Командующий военным округом генерал де Ла Фланель был отпрыском знаменитого рода. В XVII веке один из де Ла Фланелей был назначен на должность королевского гигиениста в то время, когда Людовик XIV страдал исключительно сильным расстройством кишечника, что пагубным образом отражалось на монаршем настроении и государственных делах. Сей дворянин, предназначенный для августейших нужд, так деликатно выполнял свою миссию с помощью ваты, что однажды монарх не смог удержаться от похвалы и сказал ему с величавым видом, благодаря которому он и вошёл в историю под именем Людовика Великого: «Ах, мой друг, как хорошо вы меня подтёрли этой ватой!» – «Ваше величество, – с удивительной находчивостью ответил придворный, – это лучше, чем вата, – это фланель». При этом присутствовала г-жа де Монтеспан, грудь которой была обнажена ради удовольствия её государя. Она громко рассмеялась, и эта острота, многократно повторенная в Версале, принесла де Ла Фланелям известность, не покидавшую их вплоть до падения старого режима. Революция, не щадившая самых уважаемых традиций, поступила с этой славой так же бесцеремонно, как со всеми другими. Но де Ла Фланели передавали от отца к сыну культ верности королю. Этот культ имел своим истоком самый усест королевский власти. Крупицы этой гордости по наследству дошли до начальника военного округа.
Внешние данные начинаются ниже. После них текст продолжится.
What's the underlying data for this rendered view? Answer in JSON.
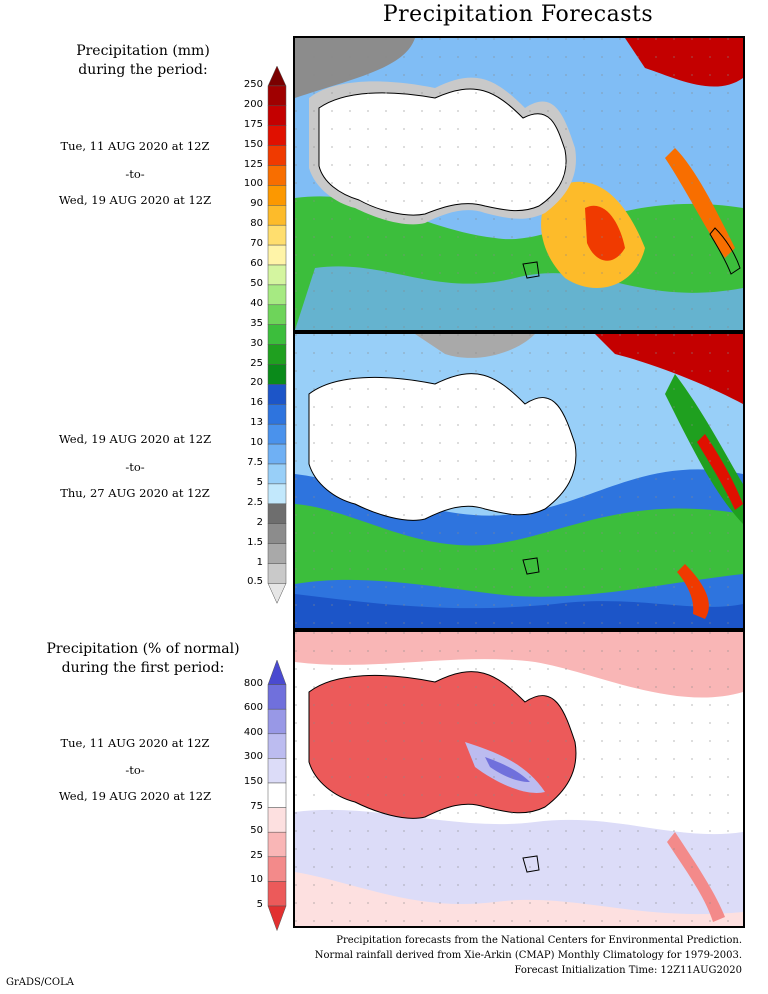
{
  "title": "Precipitation Forecasts",
  "panel1": {
    "heading_line1": "Precipitation (mm)",
    "heading_line2": "during the period:",
    "start": "Tue, 11 AUG 2020 at 12Z",
    "to": "-to-",
    "end": "Wed, 19 AUG 2020 at 12Z"
  },
  "panel2": {
    "start": "Wed, 19 AUG 2020 at 12Z",
    "to": "-to-",
    "end": "Thu, 27 AUG 2020 at 12Z"
  },
  "panel3": {
    "heading_line1": "Precipitation (% of normal)",
    "heading_line2": "during the first period:",
    "start": "Tue, 11 AUG 2020 at 12Z",
    "to": "-to-",
    "end": "Wed, 19 AUG 2020 at 12Z"
  },
  "mm_colorbar": {
    "labels": [
      "250",
      "200",
      "175",
      "150",
      "125",
      "100",
      "90",
      "80",
      "70",
      "60",
      "50",
      "40",
      "35",
      "30",
      "25",
      "20",
      "16",
      "13",
      "10",
      "7.5",
      "5",
      "2.5",
      "2",
      "1.5",
      "1",
      "0.5"
    ],
    "colors": [
      "#7a0000",
      "#a00000",
      "#c40000",
      "#e01000",
      "#f03a00",
      "#f86e00",
      "#fc9800",
      "#fdbb2a",
      "#ffde6e",
      "#fff4a8",
      "#d4f5a0",
      "#a6ea82",
      "#6ed45a",
      "#3cbe3c",
      "#1fa01f",
      "#0a8a1a",
      "#1c55c8",
      "#2e74de",
      "#4a92ec",
      "#6fb0f4",
      "#98cff8",
      "#c2e8fc",
      "#6e6e6e",
      "#8c8c8c",
      "#a9a9a9",
      "#c9c9c9",
      "#e6e6e6"
    ]
  },
  "pct_colorbar": {
    "labels": [
      "800",
      "600",
      "400",
      "300",
      "150",
      "75",
      "50",
      "25",
      "10",
      "5"
    ],
    "colors": [
      "#4a4ad0",
      "#7070dc",
      "#9898e6",
      "#bcbcf0",
      "#dcdcf8",
      "#ffffff",
      "#fde0e0",
      "#f9b6b6",
      "#f38a8a",
      "#ec5a5a",
      "#e23030"
    ]
  },
  "footer": {
    "line1": "Precipitation forecasts from the National Centers for Environmental Prediction.",
    "line2": "Normal rainfall derived from Xie-Arkin (CMAP) Monthly Climatology for 1979-2003.",
    "line3": "Forecast Initialization Time: 12Z11AUG2020"
  },
  "credit": "GrADS/COLA"
}
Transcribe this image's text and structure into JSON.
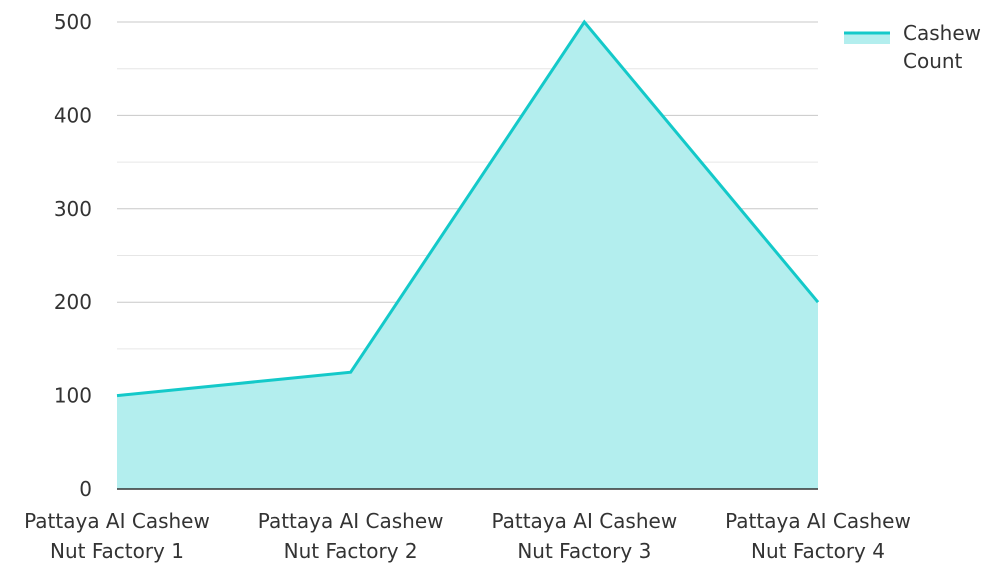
{
  "chart_data": {
    "type": "area",
    "categories": [
      [
        "Pattaya AI Cashew",
        "Nut Factory 1"
      ],
      [
        "Pattaya AI Cashew",
        "Nut Factory 2"
      ],
      [
        "Pattaya AI Cashew",
        "Nut Factory 3"
      ],
      [
        "Pattaya AI Cashew",
        "Nut Factory 4"
      ]
    ],
    "series": [
      {
        "name": "Cashew Count",
        "legend_lines": [
          "Cashew",
          "Count"
        ],
        "values": [
          100,
          125,
          500,
          200
        ],
        "color": "#14c9c9",
        "fill_color": "#b3eeee"
      }
    ],
    "ylim": [
      0,
      500
    ],
    "yticks": [
      0,
      100,
      200,
      300,
      400,
      500
    ],
    "minor_grid": true,
    "legend_position": "top-right",
    "title": "",
    "xlabel": "",
    "ylabel": ""
  }
}
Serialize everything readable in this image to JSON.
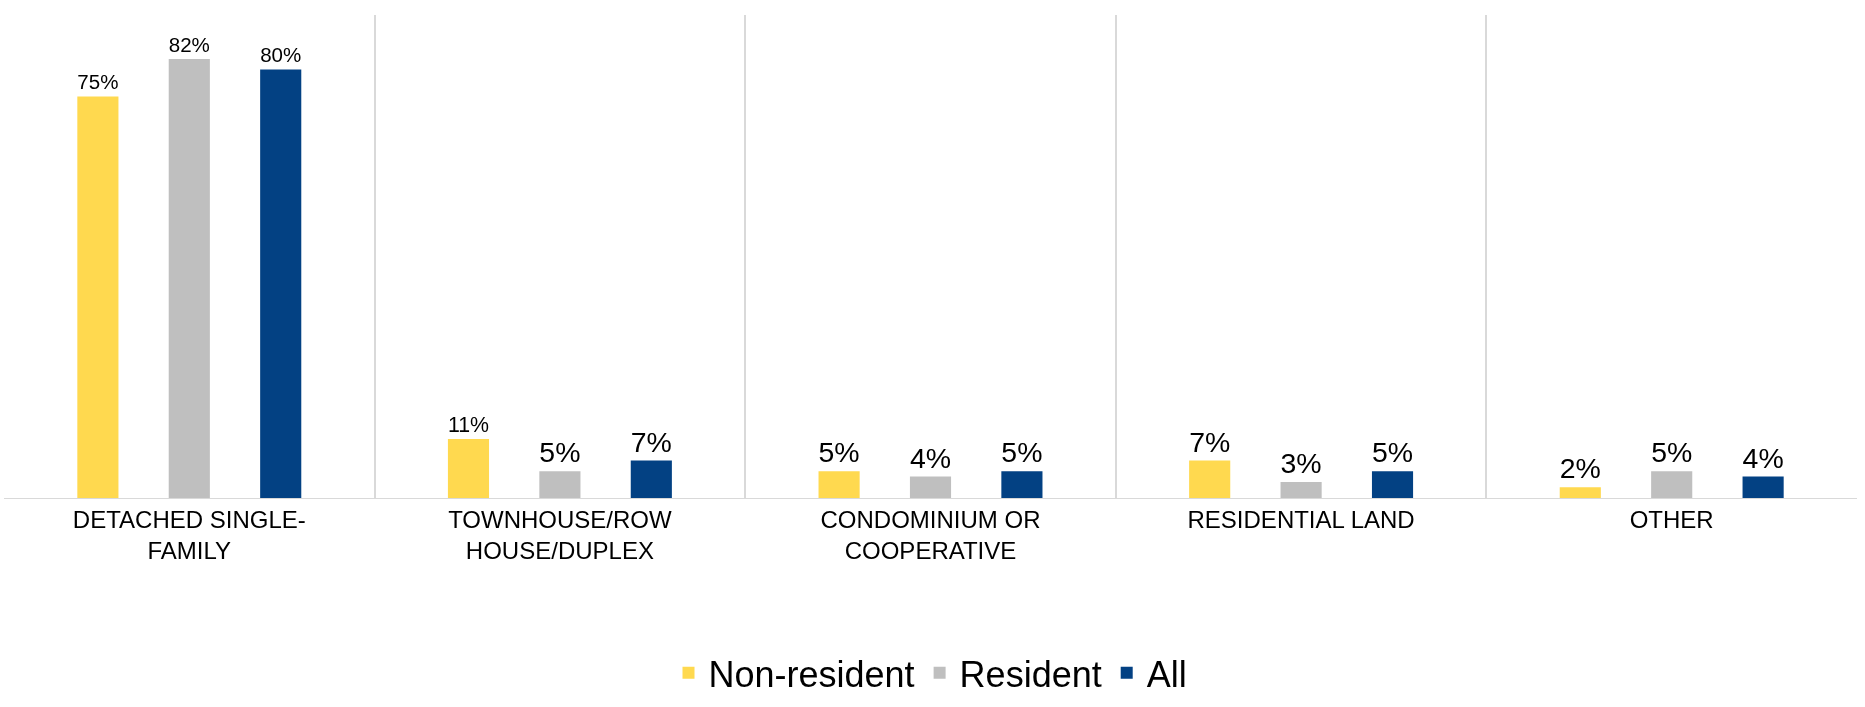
{
  "chart_data": {
    "type": "bar",
    "categories": [
      "DETACHED SINGLE-FAMILY",
      "TOWNHOUSE/ROW HOUSE/DUPLEX",
      "CONDOMINIUM OR COOPERATIVE",
      "RESIDENTIAL LAND",
      "OTHER"
    ],
    "series": [
      {
        "name": "Non-resident",
        "color": "#ffd94f",
        "values": [
          75,
          11,
          5,
          7,
          2
        ],
        "value_labels": [
          "75%",
          "11%",
          "5%",
          "7%",
          "2%"
        ]
      },
      {
        "name": "Resident",
        "color": "#bfbfbf",
        "values": [
          82,
          5,
          4,
          3,
          5
        ],
        "value_labels": [
          "82%",
          "5%",
          "4%",
          "3%",
          "5%"
        ]
      },
      {
        "name": "All",
        "color": "#034183",
        "values": [
          80,
          7,
          5,
          5,
          4
        ],
        "value_labels": [
          "80%",
          "7%",
          "5%",
          "5%",
          "4%"
        ]
      }
    ],
    "grid": "x",
    "legend": "bottom"
  }
}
Генерал де Ла Фланель был человеком благомыслящим, как и все прочие генералы, отдающие приказы под вражеским огнём и посылающие на смерть солдат, которые умирают как истые христиане, не подозревая, что обязаны этим добродетели своего командира. «Non nobis, sed tibi gloria, Domine!»[24]
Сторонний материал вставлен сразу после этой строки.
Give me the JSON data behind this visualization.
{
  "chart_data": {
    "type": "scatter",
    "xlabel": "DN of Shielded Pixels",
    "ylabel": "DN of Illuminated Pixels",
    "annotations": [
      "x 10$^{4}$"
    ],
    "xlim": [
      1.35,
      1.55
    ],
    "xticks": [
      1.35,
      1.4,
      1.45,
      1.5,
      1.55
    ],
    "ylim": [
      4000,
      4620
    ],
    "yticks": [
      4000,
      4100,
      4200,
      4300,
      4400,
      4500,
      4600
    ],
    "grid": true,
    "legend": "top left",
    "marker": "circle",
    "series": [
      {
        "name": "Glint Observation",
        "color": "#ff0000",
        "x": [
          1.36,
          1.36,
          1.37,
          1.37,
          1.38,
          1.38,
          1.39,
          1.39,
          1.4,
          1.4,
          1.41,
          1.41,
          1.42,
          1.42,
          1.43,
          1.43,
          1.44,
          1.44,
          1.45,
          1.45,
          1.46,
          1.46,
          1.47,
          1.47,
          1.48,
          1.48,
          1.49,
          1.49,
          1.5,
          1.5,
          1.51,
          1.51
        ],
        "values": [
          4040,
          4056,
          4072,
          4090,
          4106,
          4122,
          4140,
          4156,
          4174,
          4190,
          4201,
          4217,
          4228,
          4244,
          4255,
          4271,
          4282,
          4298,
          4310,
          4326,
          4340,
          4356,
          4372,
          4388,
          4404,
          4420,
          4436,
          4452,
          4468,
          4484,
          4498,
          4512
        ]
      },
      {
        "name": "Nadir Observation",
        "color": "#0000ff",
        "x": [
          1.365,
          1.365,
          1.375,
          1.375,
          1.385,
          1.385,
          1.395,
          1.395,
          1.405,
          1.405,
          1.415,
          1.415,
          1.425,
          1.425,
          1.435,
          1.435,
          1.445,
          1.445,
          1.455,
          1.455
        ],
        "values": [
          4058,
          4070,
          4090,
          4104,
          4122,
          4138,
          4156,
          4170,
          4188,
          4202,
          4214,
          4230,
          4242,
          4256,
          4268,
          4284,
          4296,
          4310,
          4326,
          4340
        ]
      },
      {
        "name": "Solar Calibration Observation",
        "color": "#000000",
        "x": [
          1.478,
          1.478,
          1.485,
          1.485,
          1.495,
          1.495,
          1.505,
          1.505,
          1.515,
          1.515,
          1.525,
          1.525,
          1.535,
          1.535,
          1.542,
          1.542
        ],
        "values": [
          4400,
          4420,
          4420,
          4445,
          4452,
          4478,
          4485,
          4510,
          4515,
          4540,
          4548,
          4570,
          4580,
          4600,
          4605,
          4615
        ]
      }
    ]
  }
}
Это глупейшее изречение, прикрывавшее ни много ни мало провал нашего наступления, прозвучало почти кощунством в сводке, составленной 28 сентября 1915 года главнокомандующим, который наблюдал за войной через перископ. (Желая сохранить ясность суждений, он расположил свой наблюдательный пост на почтительном расстоянии от линии огня; толстый слой бетона над головой также должен был способствовать этой ясности.) Это достопамятно-глупое изречение отлично объясняло спокойствие духа генерала де Ла Фланеля при виде фронтовых кладбищ, которые он так щедро заселил. Он считал себя просто-напросто достославным орудием в руках господа бога и в душе поздравлял творца со столь удачным выбором. Будучи человеком благомыслящим, генерал де Ла Фланель мыслил так: война, в общем-то, отличнейшая штука, она одна только и способна научить штатских жизни. Он мыслил, что армия является лучшим институтом в мире и что нет на свете людей, чей интеллект превосходил бы высокий ум генералов. Подобная точка зрения избавляла его от необходимости размышлять долее, и наш генерал, действительно, упорнейшим образом воздерживался от мышления. Короче говоря, это был хороший генерал, если простить ему то, что он редко кричал «Разрази меня господь!» (так как был благомыслящим) и «Спиччибубио», так как это ругательство вышло из моды.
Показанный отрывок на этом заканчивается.